DAGMan Completion

DAGMan exits the job queue when it has successfully completed, or when it can no longer make forward progress. The latter case is considered failure. Successful completion happens when every node in the DAG has successfully completed. In the case of a DAGman failure, you can resubmit the dag so that only the incomplete work is run. Alternatively, you can re-run a DAG from pre-specified save points, and re-run previously completed nodes.

Node Success/Failure

Progress towards completion of the DAG is based upon the success of the nodes within the DAG. The success of a node is based upon the success of the job(s), PRE script, and POST script. A job, PRE script, or POST script with an exit value not equal to 0 is considered failed. The exit value of whatever component of the node was run last determines the success or failure of the node.

Table 2.1 lists the definition of node success and failure for all variations of script and job success and failure, when DAGMAN_ALWAYS_RUN_POST is set to False. In this table, a dash (-) represents the case where a script does not exist for the DAG, S represents success, and F represents failure.

Table 2.2 lists the definition of node success and failure only for the cases where the PRE script fails, when DAGMan is configured to always run POST scripts.

If Node jobs are multi-proc and one fails then the entire cluster is removed and the node job is considered failed.

PRE_SKIP

The behavior of DAGMan with respect to node success or failure can be changed with the addition of a PRE_SKIP command. A PRE_SKIP line within the DAG input file uses the syntax:

PRE_SKIP <NodeName | ALL_NODES> non-zero-exit-code

The PRE script of a node identified by NodeName that exits with the value given by non-zero-exit-code skips the remainder of the node entirely. Neither the job associated with the node nor the POST script will be executed, and the node will be marked as successful.

Retrying Failed Nodes

DAGMan can retry any failed node in a DAG by specifying the node in the DAG input file with the RETRY command. The syntax for retry is

RETRY <NodeName | ALL_NODES> NumberOfRetries [UNLESS-EXIT value]

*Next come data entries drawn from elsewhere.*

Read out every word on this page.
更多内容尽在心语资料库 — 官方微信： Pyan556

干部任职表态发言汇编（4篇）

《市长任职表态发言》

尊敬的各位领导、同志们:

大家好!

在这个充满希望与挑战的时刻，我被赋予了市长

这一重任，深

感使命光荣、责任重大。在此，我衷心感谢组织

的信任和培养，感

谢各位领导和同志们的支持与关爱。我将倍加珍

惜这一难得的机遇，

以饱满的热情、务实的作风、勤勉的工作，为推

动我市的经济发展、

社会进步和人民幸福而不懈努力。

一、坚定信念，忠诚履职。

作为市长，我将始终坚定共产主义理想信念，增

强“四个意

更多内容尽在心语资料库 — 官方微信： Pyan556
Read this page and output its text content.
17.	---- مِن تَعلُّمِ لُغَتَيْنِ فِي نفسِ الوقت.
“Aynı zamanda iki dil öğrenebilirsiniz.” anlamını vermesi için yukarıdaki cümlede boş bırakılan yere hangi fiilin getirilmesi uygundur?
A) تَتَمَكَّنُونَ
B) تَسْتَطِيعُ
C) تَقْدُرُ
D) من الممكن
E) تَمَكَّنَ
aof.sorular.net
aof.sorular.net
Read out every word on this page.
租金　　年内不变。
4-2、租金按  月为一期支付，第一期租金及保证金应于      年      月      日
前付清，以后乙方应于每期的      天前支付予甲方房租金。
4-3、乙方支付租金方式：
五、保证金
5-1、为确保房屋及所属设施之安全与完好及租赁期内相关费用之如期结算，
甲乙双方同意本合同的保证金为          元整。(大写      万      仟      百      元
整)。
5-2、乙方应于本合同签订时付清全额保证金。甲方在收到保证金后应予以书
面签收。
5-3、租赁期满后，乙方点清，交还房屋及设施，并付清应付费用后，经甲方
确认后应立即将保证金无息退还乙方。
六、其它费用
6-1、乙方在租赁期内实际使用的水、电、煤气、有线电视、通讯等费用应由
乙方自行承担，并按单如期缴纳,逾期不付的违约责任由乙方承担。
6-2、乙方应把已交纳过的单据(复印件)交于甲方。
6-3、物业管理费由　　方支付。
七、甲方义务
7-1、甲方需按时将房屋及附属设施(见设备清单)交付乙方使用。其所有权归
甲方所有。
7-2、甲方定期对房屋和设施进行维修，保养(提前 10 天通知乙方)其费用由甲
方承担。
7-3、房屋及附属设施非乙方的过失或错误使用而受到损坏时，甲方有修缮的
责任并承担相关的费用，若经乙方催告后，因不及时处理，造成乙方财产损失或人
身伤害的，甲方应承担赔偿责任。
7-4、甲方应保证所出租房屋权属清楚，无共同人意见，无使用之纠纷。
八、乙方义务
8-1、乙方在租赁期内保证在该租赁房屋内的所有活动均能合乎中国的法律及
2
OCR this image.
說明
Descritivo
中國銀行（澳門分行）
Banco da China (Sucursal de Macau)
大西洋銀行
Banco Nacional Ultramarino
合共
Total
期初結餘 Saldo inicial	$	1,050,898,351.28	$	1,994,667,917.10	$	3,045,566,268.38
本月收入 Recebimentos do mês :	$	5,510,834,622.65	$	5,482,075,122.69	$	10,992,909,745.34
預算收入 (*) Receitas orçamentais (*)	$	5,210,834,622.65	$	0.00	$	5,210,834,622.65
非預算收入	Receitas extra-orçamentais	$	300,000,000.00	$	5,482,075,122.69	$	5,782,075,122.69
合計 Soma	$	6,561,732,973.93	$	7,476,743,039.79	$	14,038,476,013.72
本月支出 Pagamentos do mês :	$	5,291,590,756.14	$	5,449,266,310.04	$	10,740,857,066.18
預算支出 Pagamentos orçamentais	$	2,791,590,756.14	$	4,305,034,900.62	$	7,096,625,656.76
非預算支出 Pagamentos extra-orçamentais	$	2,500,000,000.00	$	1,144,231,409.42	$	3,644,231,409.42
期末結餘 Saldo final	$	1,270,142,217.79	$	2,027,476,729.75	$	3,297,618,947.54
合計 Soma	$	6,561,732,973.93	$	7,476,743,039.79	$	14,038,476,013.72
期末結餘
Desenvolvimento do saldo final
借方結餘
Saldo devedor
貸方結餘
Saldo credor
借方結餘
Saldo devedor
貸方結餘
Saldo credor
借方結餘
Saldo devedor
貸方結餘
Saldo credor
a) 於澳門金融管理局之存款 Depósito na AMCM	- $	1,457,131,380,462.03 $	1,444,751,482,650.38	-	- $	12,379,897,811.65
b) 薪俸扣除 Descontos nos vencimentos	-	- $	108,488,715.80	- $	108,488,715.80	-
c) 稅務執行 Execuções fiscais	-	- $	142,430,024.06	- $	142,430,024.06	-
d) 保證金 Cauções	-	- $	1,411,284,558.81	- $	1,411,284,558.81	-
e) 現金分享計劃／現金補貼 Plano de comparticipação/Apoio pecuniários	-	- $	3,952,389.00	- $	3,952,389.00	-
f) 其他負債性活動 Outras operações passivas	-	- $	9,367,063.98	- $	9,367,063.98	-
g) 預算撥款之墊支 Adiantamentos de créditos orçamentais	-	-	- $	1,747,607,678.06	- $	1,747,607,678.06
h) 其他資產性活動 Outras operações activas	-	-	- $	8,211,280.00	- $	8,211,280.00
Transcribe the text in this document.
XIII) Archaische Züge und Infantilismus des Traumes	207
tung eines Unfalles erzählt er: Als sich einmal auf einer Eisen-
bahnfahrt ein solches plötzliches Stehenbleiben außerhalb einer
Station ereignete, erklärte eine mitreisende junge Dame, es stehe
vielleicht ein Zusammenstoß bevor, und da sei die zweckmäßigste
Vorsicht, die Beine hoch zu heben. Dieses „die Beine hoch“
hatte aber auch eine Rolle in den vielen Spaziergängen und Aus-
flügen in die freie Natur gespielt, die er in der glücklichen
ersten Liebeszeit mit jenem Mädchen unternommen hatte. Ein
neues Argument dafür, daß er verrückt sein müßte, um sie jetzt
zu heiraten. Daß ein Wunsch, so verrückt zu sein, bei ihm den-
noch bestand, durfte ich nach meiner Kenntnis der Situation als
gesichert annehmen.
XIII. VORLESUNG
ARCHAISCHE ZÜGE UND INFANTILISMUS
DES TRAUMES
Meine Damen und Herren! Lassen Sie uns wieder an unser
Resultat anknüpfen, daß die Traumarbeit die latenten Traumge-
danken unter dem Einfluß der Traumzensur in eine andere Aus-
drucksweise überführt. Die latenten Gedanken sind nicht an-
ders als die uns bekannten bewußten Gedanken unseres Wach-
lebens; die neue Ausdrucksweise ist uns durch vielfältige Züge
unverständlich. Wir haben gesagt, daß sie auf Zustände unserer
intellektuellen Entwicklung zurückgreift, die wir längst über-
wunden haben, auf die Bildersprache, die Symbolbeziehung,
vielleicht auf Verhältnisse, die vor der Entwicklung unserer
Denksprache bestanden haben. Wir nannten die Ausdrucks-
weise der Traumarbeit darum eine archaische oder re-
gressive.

where NodeName identifies the node. NumberOfRetries is an integer number of times to retry the node after failure.

The implied number of retries for any node is 0, the same as not having a retry line in the file. Retry causes the whole node to be rerun (i.e. PRE Script, job, and POST Script).

Retry of a node may be short circuited using the optional keyword UNLESS-EXIT, followed by an integer exit value. If the node exits with the specified integer exit value, then no further processing will be done on the node.

Stopping the DAG on Node Failure

The ABORT-DAG-ON command provides a way to abort the entire DAG if a given node returns a specific exit code. The syntax for ABORT-DAG-ON is

ABORT-DAG-ON <NodeName | ALL_NODES> AbortExitValue [RETURN DAGReturnValue]

If the return value for the specified node matches AbortExitValue, the DAG is immediately aborted. Meaning the DAG stops all currently running nodes, cleans up, writes a rescue DAG, and exits with the optional specified return value. If no DAG return value is specified then DAGMan exits with the node return value that caused the abort.

A DAG return value other than 0, 1, or 2 will cause the condor_dagman job to stay in the queue after it exits and get retried, unless the on_exit_remove expression in the *.condor.sub file is manually modified.

The behavior differs based on the existence of PRE and/or POST scripts:

  • If a PRE script returns the AbortExitValue value, the DAG is immediately aborted.

  • If the HTCondor job within a node returns the AbortExitValue value, the DAG is aborted if the node has no POST script.

  • If the POST script returns the AbortExitValue value, the DAG is aborted.

Note

An abort overrides node retries. If a node returns the abort exit value, the DAG is aborted, even if the node has retry specified.

Resubmitting a Failed DAG

DAGMan has two ways of restarting a failed DAG: Rescue and Recovery. Rescue mode is most common for resubmitting a DAG manually while recovery mode is most likely to occur automatically if a crash or something occurs.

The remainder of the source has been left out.